Ravena se afastou um pouco, acariciando meu rosto com o polegar. O olhar dela amoleceu, algo que eu raramente via.
— Você fala tanto em beber da fonte — ela murmurou, referindo-se aos sermões que eu costumava citar. — Mas você passa a vida com sede, pequena. Você tenta beber de uma fonte que te dizem ser a única, mas olha para mim e vê um abismo.
— E você não é um abismo? — perguntei, sentindo um nó na garganta.
— Talvez eu seja — ela disse, voltando-se para o volante, mas mantendo uma mão sobre a minha. — Mas pelo menos eu não minto para você. Eu sou a fonte que queima. E você... você é a água que eu nunca soube que precisava para não virar cinzas.
Ficamos em silêncio por um longo tempo, observando as luzes da cidade. O fervor da discussão havia passado, deixando no lugar uma melancolia doce e pesada.
— Eu preciso ir para a vigília — eu disse finalmente, embora minha voz não tivesse força. — Eles vão sentir minha falta.
Ravena suspirou e ligou o motor.
— Eu te levo. Mas não pense que aquele beijo mudou o que eu penso sobre o seu "Rei Davi". Se ele encostar em você hoje, eu não respondo por mim.
— Ele não vai encostar — eu disse, olhando para as minhas mãos trêmulas. — Ninguém mais pode encostar em mim agora, Ravena. Você sabe disso.
Ela deu um sorriso de canto, um sorriso que continha todo o poder do morro e toda a vulnerabilidade de uma mulher apaixonada.
— Eu sei.
O caminho de volta para a igreja foi rápido. Quando o SUV parou a uma quadra de distância do templo, para não chamar atenção excessiva, eu peguei minha Bíblia do chão e ajeitei meu cabelo.
— Você vai entrar? — perguntei, antes de sair.
— Não — disse ela. — Eu não pertenço àquele lugar, e você sabe. Vou ficar aqui fora, no escuro. É onde eu funciono melhor. Mas estarei esperando quando você sair.
Eu saí do carro e caminhei em direção à igreja. O som dos hinos já podia ser ouvido, vozes subindo em uníssono para o céu. Entrei no salão e vi Davi, sentado na primeira fila, olhando ansiosamente para a porta. Ele sorriu quando me viu, mas eu não consegui retribuir.
Ajoelhei-me no altar, fechei os olhos e tentei orar. Mas as palavras não vinham. No lugar dos salmos, eu sentia o gosto do beijo dela. No lugar do temor a Deus, eu sentia o calor das mãos dela na minha pele.

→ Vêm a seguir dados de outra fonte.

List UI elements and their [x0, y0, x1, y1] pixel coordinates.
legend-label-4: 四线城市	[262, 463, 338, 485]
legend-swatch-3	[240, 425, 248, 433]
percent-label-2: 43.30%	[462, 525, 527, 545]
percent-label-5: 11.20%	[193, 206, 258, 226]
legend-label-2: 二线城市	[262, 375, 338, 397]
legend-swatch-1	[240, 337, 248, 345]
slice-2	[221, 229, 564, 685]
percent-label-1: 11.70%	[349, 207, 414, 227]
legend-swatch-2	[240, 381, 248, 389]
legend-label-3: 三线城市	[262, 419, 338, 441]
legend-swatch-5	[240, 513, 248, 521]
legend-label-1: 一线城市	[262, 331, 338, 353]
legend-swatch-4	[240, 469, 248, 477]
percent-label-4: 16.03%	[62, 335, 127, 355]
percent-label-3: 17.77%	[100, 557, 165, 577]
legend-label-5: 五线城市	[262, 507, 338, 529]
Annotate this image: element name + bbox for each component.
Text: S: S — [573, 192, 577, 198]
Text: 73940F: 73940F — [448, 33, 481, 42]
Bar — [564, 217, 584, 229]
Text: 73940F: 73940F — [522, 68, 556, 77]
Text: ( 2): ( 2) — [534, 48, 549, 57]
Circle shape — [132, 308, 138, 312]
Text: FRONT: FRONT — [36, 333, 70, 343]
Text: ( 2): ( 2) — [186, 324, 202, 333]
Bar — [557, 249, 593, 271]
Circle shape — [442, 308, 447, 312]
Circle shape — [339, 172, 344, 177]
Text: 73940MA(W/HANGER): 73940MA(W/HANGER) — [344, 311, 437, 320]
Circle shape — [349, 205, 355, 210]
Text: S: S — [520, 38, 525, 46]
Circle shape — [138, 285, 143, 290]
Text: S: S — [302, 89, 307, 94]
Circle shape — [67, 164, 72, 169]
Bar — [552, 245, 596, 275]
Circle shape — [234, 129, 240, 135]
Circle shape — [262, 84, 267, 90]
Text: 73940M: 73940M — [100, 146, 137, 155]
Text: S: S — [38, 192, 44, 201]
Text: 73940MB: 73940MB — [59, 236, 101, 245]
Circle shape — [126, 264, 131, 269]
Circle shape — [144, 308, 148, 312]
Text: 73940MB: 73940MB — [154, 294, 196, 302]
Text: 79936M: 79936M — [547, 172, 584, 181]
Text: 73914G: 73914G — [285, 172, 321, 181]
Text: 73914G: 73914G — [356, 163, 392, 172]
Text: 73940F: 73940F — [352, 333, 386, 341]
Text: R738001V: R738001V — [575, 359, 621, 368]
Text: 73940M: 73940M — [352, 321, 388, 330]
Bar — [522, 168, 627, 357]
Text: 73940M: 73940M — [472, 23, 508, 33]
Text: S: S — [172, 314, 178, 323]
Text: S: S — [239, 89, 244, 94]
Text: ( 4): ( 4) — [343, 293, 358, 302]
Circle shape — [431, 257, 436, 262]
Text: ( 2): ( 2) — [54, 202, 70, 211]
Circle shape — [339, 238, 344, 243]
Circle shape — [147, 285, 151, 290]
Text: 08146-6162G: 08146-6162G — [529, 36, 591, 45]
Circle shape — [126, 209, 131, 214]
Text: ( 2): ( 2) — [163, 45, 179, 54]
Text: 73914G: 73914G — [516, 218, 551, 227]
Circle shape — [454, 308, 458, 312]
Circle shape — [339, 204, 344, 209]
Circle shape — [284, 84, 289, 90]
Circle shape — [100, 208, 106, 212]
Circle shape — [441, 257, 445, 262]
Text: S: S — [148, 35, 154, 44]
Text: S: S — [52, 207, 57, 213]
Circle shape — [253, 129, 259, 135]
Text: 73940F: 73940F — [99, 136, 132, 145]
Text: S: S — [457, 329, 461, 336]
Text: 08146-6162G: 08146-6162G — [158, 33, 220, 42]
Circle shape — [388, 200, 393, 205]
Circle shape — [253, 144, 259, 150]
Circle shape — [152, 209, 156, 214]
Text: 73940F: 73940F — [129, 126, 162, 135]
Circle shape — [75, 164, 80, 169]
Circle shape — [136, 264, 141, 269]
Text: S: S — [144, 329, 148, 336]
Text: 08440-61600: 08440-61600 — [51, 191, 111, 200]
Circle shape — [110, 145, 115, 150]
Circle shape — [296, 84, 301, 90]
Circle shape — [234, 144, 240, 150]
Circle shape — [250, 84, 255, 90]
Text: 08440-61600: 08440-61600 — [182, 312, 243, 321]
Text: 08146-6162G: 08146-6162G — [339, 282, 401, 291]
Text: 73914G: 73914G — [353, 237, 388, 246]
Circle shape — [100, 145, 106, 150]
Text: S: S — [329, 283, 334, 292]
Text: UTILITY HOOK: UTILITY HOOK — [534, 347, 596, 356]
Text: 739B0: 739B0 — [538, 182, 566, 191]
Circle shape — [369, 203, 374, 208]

Eu olhei para a cruz na parede e depois para a janela, sabendo que, lá fora, na escuridão, a dona do morro estava vigiando a minha alma.
— Senhor — sussurrei, as lágrimas finalmente caindo —, eu tentei ser a fonte de águas vivas para ela. Mas acho que foi ela quem me arrastou para o incêndio.
E ali, no meio da vigília, enquanto todos buscavam o paraíso, eu percebi que o meu inferno particular era o lugar mais sagrado onde eu já estive.